Financial advisers and attorneys have been speaking in area nursing homes and assisted living facilities, pitching unnecessary services to residents, said Phil Palandro, director of Veterans Affairs.

They offer to help with the application to apply for U.S. veteran benefits, then encourage the vets to juggle their money around if they have too much to qualify, he said.

This process often involves buying an annuity or other financial asset for a fee, Palandro said.

The issues: York veterans should take issue with this practice for two reasons, Palandro said.

First, federal officials review financial records for a few years before the application and the applicant can lose benefits and be told to repay the government if they had money and hid it, he said.

"They'll say, 'Hey, we'll garnish your Social Security at 15 percent at a clip until you pay our money back,'" Palandro said.

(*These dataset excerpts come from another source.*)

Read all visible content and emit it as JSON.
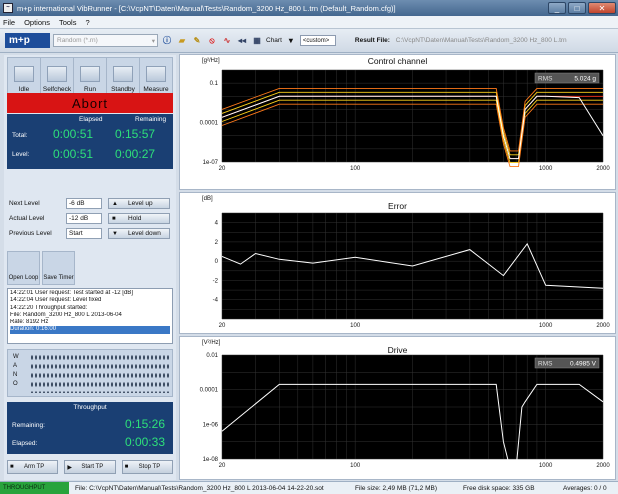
{
  "window": {
    "title": "m+p international VibRunner - [C:\\VcpNT\\Daten\\Manual\\Tests\\Random_3200 Hz_800 L.trn    (Default_Random.cfg)]",
    "minimize": "_",
    "maximize": "□",
    "close": "✕"
  },
  "menu": [
    "File",
    "Options",
    "Tools",
    "?"
  ],
  "toolbar": {
    "logo": "m+p",
    "profile": "Random (*.rn)",
    "chart_label": "Chart",
    "chart_mode": "<custom>",
    "result_label": "Result File:",
    "result_value": "C:\\VcpNT\\Daten\\Manual\\Tests\\Random_3200 Hz_800 L.trn"
  },
  "modes": [
    "Idle",
    "Selfcheck",
    "Run",
    "Standby",
    "Measure"
  ],
  "abort_label": "Abort",
  "times": {
    "elapsed_hdr": "Elapsed",
    "remaining_hdr": "Remaining",
    "total_label": "Total:",
    "level_label": "Level:",
    "total_elapsed": "0:00:51",
    "total_remaining": "0:15:57",
    "level_elapsed": "0:00:51",
    "level_remaining": "0:00:27"
  },
  "levels": {
    "next_label": "Next Level",
    "next_value": "-6 dB",
    "actual_label": "Actual Level",
    "actual_value": "-12 dB",
    "previous_label": "Previous Level",
    "previous_value": "Start",
    "up_label": "Level up",
    "hold_label": "Hold",
    "down_label": "Level down"
  },
  "loop": {
    "open_loop": "Open Loop",
    "save_timer": "Save Timer"
  },
  "log": [
    "14:22:01 User request: Test started at      -12 [dB]",
    "14:22:04 User request: Level fixed",
    "14:22:20 Throughput started:",
    "         File: Random_3200 Hz_800 L 2013-06-04",
    "         Rate: 8192 Hz",
    "         Duration: 0:16:00"
  ],
  "wano": [
    "W",
    "A",
    "N",
    "O"
  ],
  "throughput": {
    "title": "Throughput",
    "remaining_label": "Remaining:",
    "remaining_value": "0:15:26",
    "elapsed_label": "Elapsed:",
    "elapsed_value": "0:00:33"
  },
  "tp_buttons": [
    "Arm TP",
    "Start TP",
    "Stop TP"
  ],
  "charts": {
    "control": {
      "title": "Control channel",
      "unit": "[g²/Hz]",
      "rms_label": "RMS",
      "rms_value": "5.024 g"
    },
    "error": {
      "title": "Error",
      "unit": "[dB]"
    },
    "drive": {
      "title": "Drive",
      "unit": "[V²/Hz]",
      "rms_label": "RMS",
      "rms_value": "0.4985 V"
    }
  },
  "status": {
    "throughput": "THROUGHPUT",
    "file": "File: C:\\VcpNT\\Daten\\Manual\\Tests\\Random_3200 Hz_800 L 2013-06-04 14-22-20.sot",
    "size": "File size: 2,49 MB (71,2 MB)",
    "disk": "Free disk space: 335 GB",
    "averages": "Averages: 0 / 0"
  },
  "chart_data": [
    {
      "type": "line",
      "title": "Control channel",
      "ylabel": "[g²/Hz]",
      "xscale": "log",
      "yscale": "log",
      "xlim": [
        20,
        2000
      ],
      "ylim": [
        1e-07,
        1
      ],
      "xticks": [
        "20",
        "100",
        "1000",
        "2000"
      ],
      "yticks": [
        "0.1",
        "0.0001",
        "1e-07"
      ],
      "grid": true,
      "series": [
        {
          "x": [
            20,
            40,
            550,
            600,
            650,
            680,
            720,
            780,
            900,
            1000,
            2000
          ],
          "y": [
            0.00025,
            0.01,
            0.01,
            1e-05,
            1.8e-07,
            1.8e-07,
            1.8e-07,
            0.001,
            0.01,
            0.01,
            0.01
          ]
        },
        {
          "x": [
            20,
            40,
            550,
            600,
            650,
            720,
            780,
            900,
            1000,
            2000
          ],
          "y": [
            0.0005,
            0.02,
            0.02,
            2e-05,
            3.5e-07,
            3.5e-07,
            0.002,
            0.02,
            0.02,
            0.02
          ]
        },
        {
          "x": [
            20,
            40,
            550,
            600,
            650,
            720,
            780,
            900,
            1000,
            2000
          ],
          "y": [
            0.00012,
            0.005,
            0.005,
            5e-06,
            9e-08,
            9e-08,
            0.0005,
            0.005,
            0.005,
            0.005
          ]
        },
        {
          "x": [
            20,
            40,
            550,
            600,
            650,
            720,
            780,
            900,
            1000,
            2000
          ],
          "y": [
            0.001,
            0.04,
            0.04,
            4e-05,
            7e-07,
            7e-07,
            0.004,
            0.04,
            0.04,
            0.04
          ]
        },
        {
          "x": [
            20,
            40,
            550,
            600,
            650,
            720,
            780,
            900,
            1000,
            2000
          ],
          "y": [
            6e-05,
            0.0025,
            0.0025,
            2.5e-06,
            4.5e-08,
            4.5e-08,
            0.00025,
            0.0025,
            0.0025,
            0.0025
          ]
        },
        {
          "x": [
            20,
            40,
            550,
            600,
            650,
            720,
            780,
            900,
            1000,
            1500,
            2000
          ],
          "y": [
            0.00025,
            0.01,
            0.01,
            1e-05,
            1.8e-07,
            1.8e-07,
            0.001,
            0.01,
            0.01,
            0.008,
            1e-05
          ]
        }
      ]
    },
    {
      "type": "line",
      "title": "Error",
      "ylabel": "[dB]",
      "xscale": "log",
      "xlim": [
        20,
        2000
      ],
      "ylim": [
        -6,
        5
      ],
      "xticks": [
        "20",
        "100",
        "1000",
        "2000"
      ],
      "yticks": [
        "4",
        "2",
        "0",
        "-2",
        "-4"
      ],
      "grid": true,
      "series": [
        {
          "x": [
            20,
            25,
            30,
            40,
            60,
            100,
            200,
            400,
            600,
            800,
            1000,
            2000
          ],
          "y": [
            0.5,
            -0.3,
            0.8,
            0.2,
            -0.2,
            0.4,
            -0.5,
            1.2,
            -1.5,
            1.8,
            -2.5,
            -2.8
          ]
        }
      ]
    },
    {
      "type": "line",
      "title": "Drive",
      "ylabel": "[V²/Hz]",
      "xscale": "log",
      "yscale": "log",
      "xlim": [
        20,
        2000
      ],
      "ylim": [
        1e-08,
        0.01
      ],
      "xticks": [
        "20",
        "100",
        "1000",
        "2000"
      ],
      "yticks": [
        "0.01",
        "0.0001",
        "1e-06",
        "1e-08"
      ],
      "grid": true,
      "series": [
        {
          "x": [
            20,
            40,
            550,
            600,
            650,
            700,
            750,
            780,
            900,
            1000,
            1500,
            2000
          ],
          "y": [
            4e-07,
            0.0002,
            0.0002,
            1e-07,
            3e-09,
            3e-09,
            1e-05,
            2e-05,
            0.0002,
            0.0002,
            0.0002,
            2e-05
          ]
        }
      ]
    }
  ]
}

Second, the financial adviser or attorney will charge a fee for the actions taken to improve the applicant's chances of getting the benefits, such as putting money into an annuity, he said.

Longstanding problem: Palandro said the practice has been happening in York for a couple of years, and he has been arguing with assisted living facilities and financial advisors to stop it.


"It's not illegal, but it sure as heck sounds unethical," he said. "They take these people who ... are wartime veterans ... and they turn around and jack them out of money."

He cited the example of a Red Lion woman who applied for assisted living benefits for her sister and was charged a $700 penalty for trying to get her money out of an annuity when the sister died.

Veterans shouldn't pay anything to apply for or related to applying for benefits, and they shouldn't be swayed into hiding money to increase their chances of eligibility, he said.

"If they aren't eligible, then they're not eligible," Palandro said.

Should contact department: The county's veterans department advocates on behalf of veterans to determine eligibility for numerous veterans benefits, assisting with the application process for free.

Palandro said veterans and their families should always contact the York County Department of Veterans Affairs before applying for veterans' benefits, so they can get free help and counseling with the process.

He said residents shouldn't assume that nursing homes, community centers and assisted-living centers will shield them from "unscrupulous" advisors, because they might not realize they're being dishonest.

And though the people giving presentations at the facilities might sound like they come from a nonprofit group or veterans-affiliated agency, they might not, he said.

Palandro said the "bogus" applications also contribute to the considerable backlog of applications in Veterans Affairs, delaying benefits to people who need them.